Kamis, 21 Juli 2016

  • Dengan Semangat Ied, Atasi Problema Umat

    Ramadhan dan Idul Fitri telah berlalu, namun amalan Ramadhan seperti shaumnya, sholat tarawih dan tahajutnya, baca al-qur’anya, zakat, infaq dan shodaqohnya hendaknya semakin di tingkatkan untuk bekal di sebelas bulan kedepan, sebagaimana makna dari bulan Syawwal, bulan peningkatan, hendaknya semakin hari semakin membaik amalan kita.

    Id berarti kembali dan Fitri berarti agama yang benar atau kesucian atau asal kejadian. Fitrah berarti kesucian.

    Fitrah adalah gabungan dari tiga unsur: benar, baik, dan indah. Sehingga orang yang beridul fitri dalam arti, “kembali ke kesuciannya”, akan selalu berbuat benar, baik dan indah. Bahkan lewat kesucian jiwanya itu, ia akan memandang segalanya dengan pandangan positif. Ia selalu berusaha mencari sisi baik apa yang terjadi pada dirinya dan berhusnudzan kepada Allah bahwa apa yang ditetapkan untuk dirinya adalah yang terbaik bagi dirinya, karena dia yakin akan besarnya kasih sayang Allah kepada makhluk-Nya, sebagaimana firman-Nya:

    Kesulitan Menuju Kemenangan
    Hari ini sebagian kaum muslimin hidup dalam derita dan krisis. Di samping krisis dalam negeri berupa makin merosotnya akhlaq, belum stabilnya kondisi ekonomi, dan bencana alam yang terus mendera bumi tercinta ini, dunia Islam kini tengah menderita oleh berbagai luka, seperti yang terjadi baru-baru ini di Turki, Prancis, juga Syria, Iraq, Afghanistan, Burma, Palestina dan sebagainya.
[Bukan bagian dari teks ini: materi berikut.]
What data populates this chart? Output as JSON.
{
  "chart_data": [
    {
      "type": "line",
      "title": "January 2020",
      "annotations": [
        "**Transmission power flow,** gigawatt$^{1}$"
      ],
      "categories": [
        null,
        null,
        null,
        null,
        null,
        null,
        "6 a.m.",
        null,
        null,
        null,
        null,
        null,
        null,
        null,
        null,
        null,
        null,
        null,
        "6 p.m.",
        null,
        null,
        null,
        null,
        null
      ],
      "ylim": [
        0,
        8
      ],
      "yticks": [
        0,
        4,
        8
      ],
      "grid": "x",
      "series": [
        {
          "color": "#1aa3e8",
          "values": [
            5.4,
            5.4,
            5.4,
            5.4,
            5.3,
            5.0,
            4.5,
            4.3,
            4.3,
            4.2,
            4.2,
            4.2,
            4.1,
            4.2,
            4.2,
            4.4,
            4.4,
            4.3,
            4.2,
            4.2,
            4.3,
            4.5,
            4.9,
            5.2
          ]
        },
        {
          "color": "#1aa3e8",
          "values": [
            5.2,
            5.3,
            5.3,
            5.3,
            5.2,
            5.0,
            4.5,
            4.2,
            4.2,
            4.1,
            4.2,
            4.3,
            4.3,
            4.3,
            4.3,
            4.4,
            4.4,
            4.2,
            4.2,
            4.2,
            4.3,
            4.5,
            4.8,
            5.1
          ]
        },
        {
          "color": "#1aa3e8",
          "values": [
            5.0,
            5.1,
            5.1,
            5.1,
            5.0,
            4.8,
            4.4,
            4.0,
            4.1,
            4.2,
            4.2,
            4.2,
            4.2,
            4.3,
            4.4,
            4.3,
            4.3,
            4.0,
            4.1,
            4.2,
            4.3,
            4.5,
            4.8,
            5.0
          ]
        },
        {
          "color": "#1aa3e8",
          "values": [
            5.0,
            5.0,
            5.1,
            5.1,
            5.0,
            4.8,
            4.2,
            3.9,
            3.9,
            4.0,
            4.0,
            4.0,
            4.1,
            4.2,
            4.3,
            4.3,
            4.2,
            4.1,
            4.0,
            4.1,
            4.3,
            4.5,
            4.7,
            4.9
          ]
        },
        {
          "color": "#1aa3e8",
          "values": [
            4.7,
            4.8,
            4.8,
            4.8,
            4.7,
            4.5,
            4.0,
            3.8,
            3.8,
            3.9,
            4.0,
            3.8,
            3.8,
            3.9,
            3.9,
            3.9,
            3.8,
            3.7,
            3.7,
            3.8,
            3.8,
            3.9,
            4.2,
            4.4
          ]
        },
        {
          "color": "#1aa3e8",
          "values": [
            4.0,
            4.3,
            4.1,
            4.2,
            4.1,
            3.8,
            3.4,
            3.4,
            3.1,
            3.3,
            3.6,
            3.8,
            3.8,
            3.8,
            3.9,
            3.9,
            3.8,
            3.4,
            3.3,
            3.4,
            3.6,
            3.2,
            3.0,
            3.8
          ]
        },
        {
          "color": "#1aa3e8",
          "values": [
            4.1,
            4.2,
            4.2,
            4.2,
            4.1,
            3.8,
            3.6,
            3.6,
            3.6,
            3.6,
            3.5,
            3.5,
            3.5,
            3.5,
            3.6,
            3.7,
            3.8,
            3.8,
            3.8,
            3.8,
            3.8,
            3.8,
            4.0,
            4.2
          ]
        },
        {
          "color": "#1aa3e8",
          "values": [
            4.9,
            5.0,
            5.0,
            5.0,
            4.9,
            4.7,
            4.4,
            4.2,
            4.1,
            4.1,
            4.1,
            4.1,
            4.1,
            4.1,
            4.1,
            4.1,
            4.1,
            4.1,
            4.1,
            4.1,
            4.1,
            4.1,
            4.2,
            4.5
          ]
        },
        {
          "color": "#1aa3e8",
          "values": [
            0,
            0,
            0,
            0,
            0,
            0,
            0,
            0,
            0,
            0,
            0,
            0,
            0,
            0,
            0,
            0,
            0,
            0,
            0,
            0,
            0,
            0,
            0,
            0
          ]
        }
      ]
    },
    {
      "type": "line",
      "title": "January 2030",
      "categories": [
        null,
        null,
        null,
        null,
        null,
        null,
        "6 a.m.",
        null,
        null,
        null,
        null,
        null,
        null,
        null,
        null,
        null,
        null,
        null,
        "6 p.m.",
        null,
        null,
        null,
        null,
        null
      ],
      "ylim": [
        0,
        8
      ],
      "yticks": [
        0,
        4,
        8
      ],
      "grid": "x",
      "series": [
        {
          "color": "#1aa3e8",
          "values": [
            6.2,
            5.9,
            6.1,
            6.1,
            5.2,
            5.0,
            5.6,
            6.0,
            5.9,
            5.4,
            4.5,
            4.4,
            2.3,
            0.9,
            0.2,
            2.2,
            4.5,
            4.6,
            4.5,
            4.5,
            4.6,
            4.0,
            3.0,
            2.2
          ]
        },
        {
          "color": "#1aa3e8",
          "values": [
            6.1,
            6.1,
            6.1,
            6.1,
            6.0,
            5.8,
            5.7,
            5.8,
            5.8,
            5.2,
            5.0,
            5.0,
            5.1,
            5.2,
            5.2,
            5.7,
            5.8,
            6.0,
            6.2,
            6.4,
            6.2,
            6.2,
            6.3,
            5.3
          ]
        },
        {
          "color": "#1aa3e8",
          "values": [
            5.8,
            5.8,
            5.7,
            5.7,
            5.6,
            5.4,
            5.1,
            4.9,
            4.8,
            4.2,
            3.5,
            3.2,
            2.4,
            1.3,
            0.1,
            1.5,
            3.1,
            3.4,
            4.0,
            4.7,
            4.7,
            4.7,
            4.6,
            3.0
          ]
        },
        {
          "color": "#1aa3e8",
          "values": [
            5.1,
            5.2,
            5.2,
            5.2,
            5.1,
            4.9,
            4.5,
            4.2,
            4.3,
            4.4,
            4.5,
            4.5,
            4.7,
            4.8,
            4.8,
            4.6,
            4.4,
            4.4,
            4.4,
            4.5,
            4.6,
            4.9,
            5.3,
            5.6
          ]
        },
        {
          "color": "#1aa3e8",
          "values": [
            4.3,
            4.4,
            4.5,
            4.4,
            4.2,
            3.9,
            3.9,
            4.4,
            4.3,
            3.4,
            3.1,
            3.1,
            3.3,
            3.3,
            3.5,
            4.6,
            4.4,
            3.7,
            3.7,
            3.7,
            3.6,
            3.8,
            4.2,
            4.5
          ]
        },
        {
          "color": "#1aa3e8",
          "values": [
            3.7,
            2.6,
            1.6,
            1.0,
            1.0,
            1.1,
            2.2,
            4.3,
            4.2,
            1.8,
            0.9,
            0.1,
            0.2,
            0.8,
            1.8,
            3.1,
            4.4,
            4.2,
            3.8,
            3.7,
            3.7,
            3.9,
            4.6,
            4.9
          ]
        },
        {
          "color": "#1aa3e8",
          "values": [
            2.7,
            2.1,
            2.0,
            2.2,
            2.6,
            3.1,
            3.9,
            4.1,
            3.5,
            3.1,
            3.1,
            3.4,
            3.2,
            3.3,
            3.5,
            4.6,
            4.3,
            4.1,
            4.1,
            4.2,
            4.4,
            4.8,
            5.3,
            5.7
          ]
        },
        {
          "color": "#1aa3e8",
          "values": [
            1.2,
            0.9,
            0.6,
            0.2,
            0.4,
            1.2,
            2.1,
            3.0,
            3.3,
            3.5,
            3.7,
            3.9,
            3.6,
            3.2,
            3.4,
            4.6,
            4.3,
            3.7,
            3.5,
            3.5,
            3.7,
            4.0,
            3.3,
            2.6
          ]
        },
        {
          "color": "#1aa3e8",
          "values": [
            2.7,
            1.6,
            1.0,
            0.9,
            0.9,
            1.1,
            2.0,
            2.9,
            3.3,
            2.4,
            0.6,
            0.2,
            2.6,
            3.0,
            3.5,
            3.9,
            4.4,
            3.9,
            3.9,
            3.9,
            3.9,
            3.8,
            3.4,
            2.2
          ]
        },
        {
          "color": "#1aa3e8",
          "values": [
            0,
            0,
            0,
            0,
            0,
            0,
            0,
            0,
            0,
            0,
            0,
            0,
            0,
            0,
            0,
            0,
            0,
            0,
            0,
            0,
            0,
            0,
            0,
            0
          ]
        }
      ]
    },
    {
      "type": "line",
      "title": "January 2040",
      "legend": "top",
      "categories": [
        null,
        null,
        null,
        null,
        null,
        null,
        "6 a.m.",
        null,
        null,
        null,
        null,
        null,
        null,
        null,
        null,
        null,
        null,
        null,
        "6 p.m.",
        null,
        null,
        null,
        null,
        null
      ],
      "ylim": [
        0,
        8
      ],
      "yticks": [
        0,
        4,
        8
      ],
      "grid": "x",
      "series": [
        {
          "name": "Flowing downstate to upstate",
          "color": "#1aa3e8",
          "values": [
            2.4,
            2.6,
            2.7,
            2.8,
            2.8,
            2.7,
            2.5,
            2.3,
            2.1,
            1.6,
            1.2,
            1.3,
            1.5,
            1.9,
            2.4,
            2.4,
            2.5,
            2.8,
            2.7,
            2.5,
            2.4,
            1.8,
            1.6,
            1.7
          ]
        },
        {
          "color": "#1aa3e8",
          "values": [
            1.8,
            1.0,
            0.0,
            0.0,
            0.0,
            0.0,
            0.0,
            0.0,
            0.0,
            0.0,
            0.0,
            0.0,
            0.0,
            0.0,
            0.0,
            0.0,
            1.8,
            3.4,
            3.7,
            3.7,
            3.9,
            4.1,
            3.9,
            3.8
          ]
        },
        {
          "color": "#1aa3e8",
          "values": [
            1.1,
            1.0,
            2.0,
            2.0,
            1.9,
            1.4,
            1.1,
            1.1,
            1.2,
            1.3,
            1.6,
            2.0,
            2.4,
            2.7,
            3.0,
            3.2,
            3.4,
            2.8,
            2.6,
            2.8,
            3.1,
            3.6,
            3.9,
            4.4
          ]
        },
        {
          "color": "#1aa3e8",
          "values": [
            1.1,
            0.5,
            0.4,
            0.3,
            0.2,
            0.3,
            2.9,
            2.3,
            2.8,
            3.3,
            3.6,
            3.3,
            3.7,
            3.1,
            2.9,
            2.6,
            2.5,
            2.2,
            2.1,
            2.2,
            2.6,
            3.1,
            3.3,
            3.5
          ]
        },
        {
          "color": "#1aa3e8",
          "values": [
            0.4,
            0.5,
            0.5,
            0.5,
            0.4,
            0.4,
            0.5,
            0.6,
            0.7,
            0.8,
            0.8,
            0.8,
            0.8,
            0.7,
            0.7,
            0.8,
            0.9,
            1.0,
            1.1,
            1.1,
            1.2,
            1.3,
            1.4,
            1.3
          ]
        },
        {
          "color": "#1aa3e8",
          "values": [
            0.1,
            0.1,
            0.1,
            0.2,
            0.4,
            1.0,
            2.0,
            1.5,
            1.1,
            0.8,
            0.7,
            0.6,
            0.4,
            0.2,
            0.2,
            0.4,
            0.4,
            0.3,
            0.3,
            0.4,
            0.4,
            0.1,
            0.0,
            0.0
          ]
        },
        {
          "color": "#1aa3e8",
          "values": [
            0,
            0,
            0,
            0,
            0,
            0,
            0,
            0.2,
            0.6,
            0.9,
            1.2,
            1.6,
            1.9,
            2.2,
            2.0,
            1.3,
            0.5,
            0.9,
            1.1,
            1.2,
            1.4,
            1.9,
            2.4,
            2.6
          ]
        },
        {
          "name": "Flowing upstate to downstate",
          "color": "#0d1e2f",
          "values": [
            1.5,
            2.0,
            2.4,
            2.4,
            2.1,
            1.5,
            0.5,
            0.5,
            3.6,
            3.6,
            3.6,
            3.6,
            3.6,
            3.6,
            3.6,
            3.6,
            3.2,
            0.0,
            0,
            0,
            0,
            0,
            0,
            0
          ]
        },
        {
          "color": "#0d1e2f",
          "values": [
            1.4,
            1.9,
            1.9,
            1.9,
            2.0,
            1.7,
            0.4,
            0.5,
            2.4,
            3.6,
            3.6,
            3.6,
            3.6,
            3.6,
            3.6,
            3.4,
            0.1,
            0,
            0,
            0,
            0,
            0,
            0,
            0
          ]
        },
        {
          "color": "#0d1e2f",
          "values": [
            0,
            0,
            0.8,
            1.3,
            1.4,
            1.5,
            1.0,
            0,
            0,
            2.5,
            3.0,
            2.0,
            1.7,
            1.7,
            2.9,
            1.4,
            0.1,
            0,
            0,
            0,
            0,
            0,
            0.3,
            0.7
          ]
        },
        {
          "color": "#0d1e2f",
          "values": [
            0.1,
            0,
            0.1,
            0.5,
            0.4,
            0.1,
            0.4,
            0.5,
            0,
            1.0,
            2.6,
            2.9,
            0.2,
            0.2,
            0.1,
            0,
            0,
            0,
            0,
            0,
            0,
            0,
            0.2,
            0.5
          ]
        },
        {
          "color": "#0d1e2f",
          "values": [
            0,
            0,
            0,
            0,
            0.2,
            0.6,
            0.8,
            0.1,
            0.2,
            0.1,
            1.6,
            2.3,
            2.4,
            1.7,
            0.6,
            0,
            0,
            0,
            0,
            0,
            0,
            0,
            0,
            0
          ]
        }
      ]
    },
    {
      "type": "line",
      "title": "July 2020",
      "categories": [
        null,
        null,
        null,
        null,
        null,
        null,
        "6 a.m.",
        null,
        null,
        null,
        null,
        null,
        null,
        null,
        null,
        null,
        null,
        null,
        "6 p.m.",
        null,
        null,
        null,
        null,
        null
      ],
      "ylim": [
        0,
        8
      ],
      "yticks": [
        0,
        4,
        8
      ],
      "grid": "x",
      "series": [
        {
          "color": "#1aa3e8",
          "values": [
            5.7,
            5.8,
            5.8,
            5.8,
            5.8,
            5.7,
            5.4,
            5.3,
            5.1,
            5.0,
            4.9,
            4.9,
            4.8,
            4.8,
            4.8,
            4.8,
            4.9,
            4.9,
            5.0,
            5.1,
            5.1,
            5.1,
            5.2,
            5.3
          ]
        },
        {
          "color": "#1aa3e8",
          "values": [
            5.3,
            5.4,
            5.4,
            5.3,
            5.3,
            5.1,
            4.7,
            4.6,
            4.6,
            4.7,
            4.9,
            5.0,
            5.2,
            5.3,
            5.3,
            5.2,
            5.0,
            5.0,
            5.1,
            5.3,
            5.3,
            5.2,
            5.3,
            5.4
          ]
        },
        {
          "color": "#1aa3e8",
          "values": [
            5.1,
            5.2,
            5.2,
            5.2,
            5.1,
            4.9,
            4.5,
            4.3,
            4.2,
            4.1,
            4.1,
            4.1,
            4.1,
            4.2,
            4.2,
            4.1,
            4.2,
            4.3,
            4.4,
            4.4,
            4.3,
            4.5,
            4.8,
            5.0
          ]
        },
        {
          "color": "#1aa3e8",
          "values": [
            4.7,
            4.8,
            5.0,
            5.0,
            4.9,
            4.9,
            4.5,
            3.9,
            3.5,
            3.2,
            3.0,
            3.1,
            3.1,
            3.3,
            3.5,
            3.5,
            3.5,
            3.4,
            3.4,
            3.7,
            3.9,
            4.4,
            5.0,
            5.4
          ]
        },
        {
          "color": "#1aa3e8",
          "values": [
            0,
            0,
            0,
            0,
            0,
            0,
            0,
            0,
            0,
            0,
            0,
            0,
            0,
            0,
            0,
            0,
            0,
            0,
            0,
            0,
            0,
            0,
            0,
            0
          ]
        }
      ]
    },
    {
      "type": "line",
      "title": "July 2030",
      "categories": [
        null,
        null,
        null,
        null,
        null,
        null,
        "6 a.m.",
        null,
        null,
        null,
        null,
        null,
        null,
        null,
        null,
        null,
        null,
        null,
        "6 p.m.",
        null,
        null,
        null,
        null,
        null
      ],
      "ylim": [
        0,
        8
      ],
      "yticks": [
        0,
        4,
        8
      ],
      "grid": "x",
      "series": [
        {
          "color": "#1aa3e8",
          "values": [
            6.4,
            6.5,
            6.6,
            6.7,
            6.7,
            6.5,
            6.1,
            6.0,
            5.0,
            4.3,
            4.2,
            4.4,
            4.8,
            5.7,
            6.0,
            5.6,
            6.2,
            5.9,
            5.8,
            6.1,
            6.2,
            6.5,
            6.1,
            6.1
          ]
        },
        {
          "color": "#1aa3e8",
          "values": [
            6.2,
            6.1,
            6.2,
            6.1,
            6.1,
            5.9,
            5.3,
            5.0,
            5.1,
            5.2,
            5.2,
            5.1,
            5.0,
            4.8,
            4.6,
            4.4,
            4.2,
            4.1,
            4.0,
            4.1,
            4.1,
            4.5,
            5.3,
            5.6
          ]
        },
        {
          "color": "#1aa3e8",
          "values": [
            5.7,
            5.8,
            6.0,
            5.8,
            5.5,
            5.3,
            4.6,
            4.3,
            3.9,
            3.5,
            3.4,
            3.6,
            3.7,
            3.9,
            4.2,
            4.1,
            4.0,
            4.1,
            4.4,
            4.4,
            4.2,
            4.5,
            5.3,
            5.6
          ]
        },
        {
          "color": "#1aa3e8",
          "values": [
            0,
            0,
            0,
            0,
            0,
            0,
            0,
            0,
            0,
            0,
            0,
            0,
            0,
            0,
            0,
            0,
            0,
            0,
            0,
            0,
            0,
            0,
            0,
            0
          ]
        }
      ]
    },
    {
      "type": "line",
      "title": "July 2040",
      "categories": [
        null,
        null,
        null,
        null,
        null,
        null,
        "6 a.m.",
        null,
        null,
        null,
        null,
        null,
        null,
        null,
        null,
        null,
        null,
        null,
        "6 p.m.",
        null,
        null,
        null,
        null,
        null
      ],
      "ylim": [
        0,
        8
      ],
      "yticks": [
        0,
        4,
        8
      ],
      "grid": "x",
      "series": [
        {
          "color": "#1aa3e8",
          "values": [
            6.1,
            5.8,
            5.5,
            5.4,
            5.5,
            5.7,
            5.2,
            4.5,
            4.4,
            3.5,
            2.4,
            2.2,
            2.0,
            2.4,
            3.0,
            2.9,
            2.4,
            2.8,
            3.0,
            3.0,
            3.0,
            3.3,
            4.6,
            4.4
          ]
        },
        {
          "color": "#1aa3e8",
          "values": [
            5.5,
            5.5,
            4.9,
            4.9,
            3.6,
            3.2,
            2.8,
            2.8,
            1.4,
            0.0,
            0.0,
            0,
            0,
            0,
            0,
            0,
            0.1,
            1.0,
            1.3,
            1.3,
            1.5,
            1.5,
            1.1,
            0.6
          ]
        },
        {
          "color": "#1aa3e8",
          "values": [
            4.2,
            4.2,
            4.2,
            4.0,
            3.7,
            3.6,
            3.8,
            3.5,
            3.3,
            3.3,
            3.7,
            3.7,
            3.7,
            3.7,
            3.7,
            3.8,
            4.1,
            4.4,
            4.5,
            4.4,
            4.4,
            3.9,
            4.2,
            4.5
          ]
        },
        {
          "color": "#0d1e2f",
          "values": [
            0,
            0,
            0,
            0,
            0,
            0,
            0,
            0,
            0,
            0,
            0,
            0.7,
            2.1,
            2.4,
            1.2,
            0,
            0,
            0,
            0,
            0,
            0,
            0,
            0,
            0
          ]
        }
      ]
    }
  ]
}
    Menghadapi kondisi kaum muslimin seperti ini bagi orang yang berjiwa fitri tidak akan mengeluh apalagi putus asa. Mereka akan bersikap seperti para sahabat di Madinah ketika menghadapi pengepungan dahsyat seluruh Sekutu kafir Jazirah Arab saat itu dalam perang Ahzab (Khandaq). Sikap mereka digambarkan oleh Allah dalam firman-Nya:

    “Dan tatkala orang-orang mu’min melihat golongan-golongan yang bersekutu itu, mereka berkata: “Inilah yang dijanjikan Allah dan Rasul-Nya kepada kita”. Dan benarlah Allah dan Rasul-Nya. Dan yang demikian itu tidaklah menambah kepada mereka kecuali iman dan ketundukan.” (Q.S. Al-Ahzab [33]: 22)

    Pada ayat ini digambarkan bahwa ketika para sahabat melihat beribu-ribu tentara kafir dari seluruh penjuru jazirah Arab datang ke Madinah, hati mereka berkata, “Inilah tanda bahwa kemenangan sudah dekat dan tidak akan sampai kemenangan itu kalau hal seperti ini belum kita alami.” Lantaran itu, mereka tidak ragu-ragu dan berkata, “Dan benarlah Allah dan Rasul-Nya.” Artinya mereka akan menang setelah mengalami kesukaran. Oleh karena itu, kondisi yang sangat sulit itu justru menambah teguh keimanan dan ketundukan mereka kepada Allah Subhanahu Wa Ta’ala.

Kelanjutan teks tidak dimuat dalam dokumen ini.